Мне вдруг польстило, что Марфиньку так высоко оценили, а я ее вытолкнул за порог в чужие руки.
– Не переживайте, Павел Петрович, – сказала Татьяна, нервно теребя в горсти бумагу. – Может, и зря вам говорю... Но Бог вас пасет. У вас вон и венчик серебряный над головою...
– Да не переживаю я. С чего вы взяли? И не венчик над головою, а стариковская лысина, едва принакрытая последним цыплячьим пухом. – Татьяна без нужды заманивала в туманную интрижку, и я невольно смутился, опустил взгляд в стол. Видимо, у меня такой дурацкий, шутовской вид, что каждой женщине хочется взять надо мною верх и поиграть в бирюльки. Глаза у гостьи вдруг заблестели, заискрились, крохотная обещающая улыбка зависла в петельках губ, и я, Павел Хромушин, снова почувствовал себя как пегая гончая на заячьей тропе...
– Но этот пух отчего-то пощупать хочется. Волосы у вас, как у ребенка... – Татьяна протянула руку с намерением погладить меня по голове, и я в испуге невольно отшатнулся, покраснел...
– Для вас мужики – это баловные дети, которых вам хочется как плюшевых игрушек. Поласкал – и швырь в угол на забвение.
– Зря вы так на женщин, Павел Петрович... Вас, наверное, крепко обидели?
– Ну, а то? С неделю, Танечка, жил, как в раю. Бога молил каждый день: Господи, всемогущий, продли мне такое счастие на долгие годы. Значит, был рай-то на земле, был, пока люди не научились убивать друг друга из прихоти.
– Хорошо, что вы не успели привыкнуть... Я вашу женщину случайно знаю. Она в кругах бомонда известна как дорогая жрица любви. Очень дорогая... К ней большая очередь...
– Да ладно врать-то, – сердито отмахнулся я, но умом сразу поверил словам Кутюрье.
– А зачем мне врать? Какую прибыль имею с того? Ну не знаю, не знаю... Давайте не будем об этом...
Я догадывался, из каких темных омутов вынырнула в мою постелю обавница-прелестница, что не Богом послана ко мне в утешение, но дьяволом в грешную усладу истомившейся плоти; и чем беспутнее была бы та женщина, тем желаннее. И прогнал-то прочь Марфиньку не потому, что она распутна была и изгажена своим прошлым от макушки до пят, но захотела похотница разделить мое ложе с грязными жеребцами, подло изменяя мне...
Но и я какой, однако, испорченный человек и Марфиньки ничем не лучше, а может, и куда подлее... Ой, блудня! Ведь обо всем догадываюсь, но, однако, ломлюсь в запретные двери, как опоенный. Но, несмотря на внутреннюю остылость, слышать скверное известие от соседки было больно, словно Кутюрье влезла в мою тайную жизнь и теперь по всей Москве понесет дурную весть... Шила бы лапсердаки для летающих ангелов, покрывала бы плечи развратных кукол и не лезла бы в чужой огород, ведь никто с жалостью, не звал... Ага, смеху-то сколько будет... Полагали знакомцы, что у Хромушина святой лик, шли за сокровенным словом, а на поверку оказалась подлейшая блудная харя, испятнанная проказой.

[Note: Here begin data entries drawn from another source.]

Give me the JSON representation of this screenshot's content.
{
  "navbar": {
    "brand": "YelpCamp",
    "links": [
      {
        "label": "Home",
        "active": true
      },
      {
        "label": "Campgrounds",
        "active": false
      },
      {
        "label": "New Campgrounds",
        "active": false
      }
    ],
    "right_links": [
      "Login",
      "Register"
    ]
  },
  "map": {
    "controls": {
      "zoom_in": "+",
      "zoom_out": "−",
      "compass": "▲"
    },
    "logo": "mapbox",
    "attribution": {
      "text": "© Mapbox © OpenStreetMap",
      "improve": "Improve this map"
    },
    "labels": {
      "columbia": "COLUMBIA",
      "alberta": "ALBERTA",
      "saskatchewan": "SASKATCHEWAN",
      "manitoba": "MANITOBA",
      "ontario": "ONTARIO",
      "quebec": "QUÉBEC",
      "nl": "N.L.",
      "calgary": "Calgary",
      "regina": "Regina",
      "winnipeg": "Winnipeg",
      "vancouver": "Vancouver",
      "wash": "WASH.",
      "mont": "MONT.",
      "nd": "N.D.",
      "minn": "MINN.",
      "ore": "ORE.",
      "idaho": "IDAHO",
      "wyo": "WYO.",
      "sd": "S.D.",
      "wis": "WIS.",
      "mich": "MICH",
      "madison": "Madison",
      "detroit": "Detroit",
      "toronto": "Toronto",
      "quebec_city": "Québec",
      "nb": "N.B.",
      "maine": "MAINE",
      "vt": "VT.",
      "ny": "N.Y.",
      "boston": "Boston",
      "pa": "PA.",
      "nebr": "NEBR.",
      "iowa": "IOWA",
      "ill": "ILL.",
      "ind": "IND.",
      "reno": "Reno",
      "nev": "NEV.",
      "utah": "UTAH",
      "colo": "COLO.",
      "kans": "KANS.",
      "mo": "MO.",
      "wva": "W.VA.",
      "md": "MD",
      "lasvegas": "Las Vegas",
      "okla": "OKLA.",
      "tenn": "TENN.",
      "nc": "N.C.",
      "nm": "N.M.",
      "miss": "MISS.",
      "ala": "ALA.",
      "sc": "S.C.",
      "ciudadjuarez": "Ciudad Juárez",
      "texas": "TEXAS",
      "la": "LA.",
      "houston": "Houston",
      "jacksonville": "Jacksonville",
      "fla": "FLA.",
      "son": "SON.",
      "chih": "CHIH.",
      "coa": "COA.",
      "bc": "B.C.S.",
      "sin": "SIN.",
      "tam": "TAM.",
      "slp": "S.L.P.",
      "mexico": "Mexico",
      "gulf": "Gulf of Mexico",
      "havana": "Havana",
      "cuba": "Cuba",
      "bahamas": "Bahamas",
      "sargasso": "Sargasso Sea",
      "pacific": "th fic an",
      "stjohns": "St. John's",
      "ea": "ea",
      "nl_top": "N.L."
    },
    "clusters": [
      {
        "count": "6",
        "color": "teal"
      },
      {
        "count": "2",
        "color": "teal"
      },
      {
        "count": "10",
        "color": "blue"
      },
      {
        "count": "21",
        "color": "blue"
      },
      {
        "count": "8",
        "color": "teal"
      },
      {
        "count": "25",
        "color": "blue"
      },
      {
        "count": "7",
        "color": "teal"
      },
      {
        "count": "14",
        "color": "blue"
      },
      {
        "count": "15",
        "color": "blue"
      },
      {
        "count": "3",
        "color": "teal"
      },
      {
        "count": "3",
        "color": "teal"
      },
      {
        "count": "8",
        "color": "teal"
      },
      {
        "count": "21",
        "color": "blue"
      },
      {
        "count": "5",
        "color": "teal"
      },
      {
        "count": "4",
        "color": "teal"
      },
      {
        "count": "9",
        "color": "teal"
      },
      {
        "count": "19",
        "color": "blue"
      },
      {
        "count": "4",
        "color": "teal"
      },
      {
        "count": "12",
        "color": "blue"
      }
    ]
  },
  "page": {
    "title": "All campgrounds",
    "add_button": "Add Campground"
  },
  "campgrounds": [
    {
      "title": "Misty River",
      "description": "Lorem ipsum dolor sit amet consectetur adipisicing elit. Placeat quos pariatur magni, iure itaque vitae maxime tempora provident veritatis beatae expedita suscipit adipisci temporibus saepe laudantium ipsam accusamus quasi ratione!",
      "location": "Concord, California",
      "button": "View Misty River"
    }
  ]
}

Наверное, что-то мучительное отразилось в моем растерянном лице, и Татьяна участливо, по-матерински, погладила мою ладонь, как бы унимая кровь во взбухших жилах и притормаживая сердце. Меня от жалостного прикосновения как ожгло, и я резко отдернул руку.
– Легко отделались, Павел Петрович... Хоть сливки сняли, рай узнали. Это Бог Еву послал...
Татьяна вспыхивала грустными глазами и тут же притушала взгляд, унимала сполошливые мелкие искры, похожие на солнечные брызги на воде, такие неуместные сейчас... Грустного, раздавленного несчастьем человека трудно утешить и почти невозможно вытащить из уныния, в котором так радостно тонуть.
Кутюрье сейчас сама походила на русского юношу-полоняника, приведенного для продажи на восточный базар; петельки в углах губ при каждом слове свивались и обнажали влажные острые зубки, в глазах, окруженных мглою, жила тоска. Но душевные силы тратила на меня.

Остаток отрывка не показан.